Lo Stato deve garantire la libertà per ogni donna di decidere, considerando che alcune possono ritenere che, in certi casi sia più rispettoso abortire che non far nascere un bambino che non avrà modo di sviluppare tutte le capacità di cui potrebbe essere portatore, oppure che in altri casi la maternità sia un diritto anche da acquisire attraverso tecniche di riproduzione assistita per le donne che vogliono accedervi. In questi casi si è davanti ad una relazione ove la piena partecipazione della donna è fondamentale e per questo si deve ascoltare la libera scelta femminile: il prodotto del concepimento non si svilupperà se la donna non l'accoglie e questa accoglienza va intesa non solo in termini fisici, ma anche in termini di immaginazione e fantasia.
La partecipazione di donne e uomini alle manifestazioni per difendere i diritti delle donne è importante per lo sviluppo delle pratiche politiche e delle forme di riflessione ed elaborazione culturale.
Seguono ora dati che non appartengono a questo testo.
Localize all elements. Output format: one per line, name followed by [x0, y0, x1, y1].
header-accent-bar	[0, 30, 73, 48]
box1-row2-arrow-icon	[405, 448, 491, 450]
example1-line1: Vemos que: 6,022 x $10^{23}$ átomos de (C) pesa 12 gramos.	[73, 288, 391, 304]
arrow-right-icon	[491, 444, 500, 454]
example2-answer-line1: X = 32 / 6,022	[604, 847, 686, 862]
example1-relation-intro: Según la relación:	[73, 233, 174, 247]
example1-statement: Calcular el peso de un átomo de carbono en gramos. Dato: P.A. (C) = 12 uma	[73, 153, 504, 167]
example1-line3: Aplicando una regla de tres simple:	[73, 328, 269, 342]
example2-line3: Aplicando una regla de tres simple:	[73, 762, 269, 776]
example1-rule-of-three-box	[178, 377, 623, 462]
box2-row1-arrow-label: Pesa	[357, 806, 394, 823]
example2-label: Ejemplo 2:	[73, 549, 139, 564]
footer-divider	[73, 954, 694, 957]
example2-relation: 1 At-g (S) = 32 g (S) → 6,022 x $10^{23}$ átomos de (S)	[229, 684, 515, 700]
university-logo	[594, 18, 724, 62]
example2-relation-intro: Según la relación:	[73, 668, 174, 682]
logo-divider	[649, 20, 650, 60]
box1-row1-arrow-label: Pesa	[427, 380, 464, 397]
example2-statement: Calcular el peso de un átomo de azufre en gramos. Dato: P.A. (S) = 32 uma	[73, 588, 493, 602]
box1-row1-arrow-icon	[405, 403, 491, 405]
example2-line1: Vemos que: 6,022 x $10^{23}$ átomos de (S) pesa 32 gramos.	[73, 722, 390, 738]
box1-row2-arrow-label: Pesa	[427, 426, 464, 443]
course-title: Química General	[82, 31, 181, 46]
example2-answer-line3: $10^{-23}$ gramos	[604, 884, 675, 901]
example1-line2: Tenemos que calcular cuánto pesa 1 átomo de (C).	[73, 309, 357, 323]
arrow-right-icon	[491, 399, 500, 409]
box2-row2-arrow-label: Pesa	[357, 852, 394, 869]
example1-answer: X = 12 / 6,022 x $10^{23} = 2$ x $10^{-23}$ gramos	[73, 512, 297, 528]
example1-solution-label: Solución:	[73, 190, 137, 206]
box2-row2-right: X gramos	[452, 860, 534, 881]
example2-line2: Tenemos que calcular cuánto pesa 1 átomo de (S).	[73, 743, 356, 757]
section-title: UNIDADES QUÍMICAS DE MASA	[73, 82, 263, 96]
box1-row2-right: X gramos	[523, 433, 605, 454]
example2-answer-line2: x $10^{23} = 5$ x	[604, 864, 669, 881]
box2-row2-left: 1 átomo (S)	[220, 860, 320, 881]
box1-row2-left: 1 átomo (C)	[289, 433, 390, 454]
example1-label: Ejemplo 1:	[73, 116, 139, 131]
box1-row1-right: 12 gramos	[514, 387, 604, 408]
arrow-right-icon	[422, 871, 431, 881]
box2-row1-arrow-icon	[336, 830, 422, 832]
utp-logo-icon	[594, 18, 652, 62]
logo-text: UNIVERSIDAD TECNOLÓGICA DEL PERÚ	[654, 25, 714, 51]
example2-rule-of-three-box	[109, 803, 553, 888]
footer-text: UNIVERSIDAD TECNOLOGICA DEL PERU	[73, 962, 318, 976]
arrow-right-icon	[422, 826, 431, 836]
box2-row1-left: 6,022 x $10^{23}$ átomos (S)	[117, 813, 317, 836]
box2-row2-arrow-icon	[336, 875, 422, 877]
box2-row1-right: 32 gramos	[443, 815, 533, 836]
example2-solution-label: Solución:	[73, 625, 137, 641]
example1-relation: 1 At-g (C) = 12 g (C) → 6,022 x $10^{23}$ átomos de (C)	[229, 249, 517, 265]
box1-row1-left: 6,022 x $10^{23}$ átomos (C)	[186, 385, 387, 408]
Le pratiche e le teorie non possono essere viste come disgiunte l'una dall'altra, ma anzi attraverso gli studi universitari e post laurea sulle tematiche femminili e femministe (cd. Studi di Genere o Studi sulle Donne) l'attivismo diventa un tutt'uno e relazionato.
Mentre associazioni non governative di donne, collettivi femministi, aggregazioni culturali hanno svolto per anni elaborazione teorica e pratica; gli studi universitari hanno cercato di rimanere al di fuori dell'attivismo sociale. Oggi è auspicabile che non vi sia alcuna divisione, ma che le 'pratiche' continuino a fare teoria e che le 'teoriche' si mescolino al mondo pratico nella difesa dei diritti delle donne al fine di ridefinire l'approccio politico della questione femminile.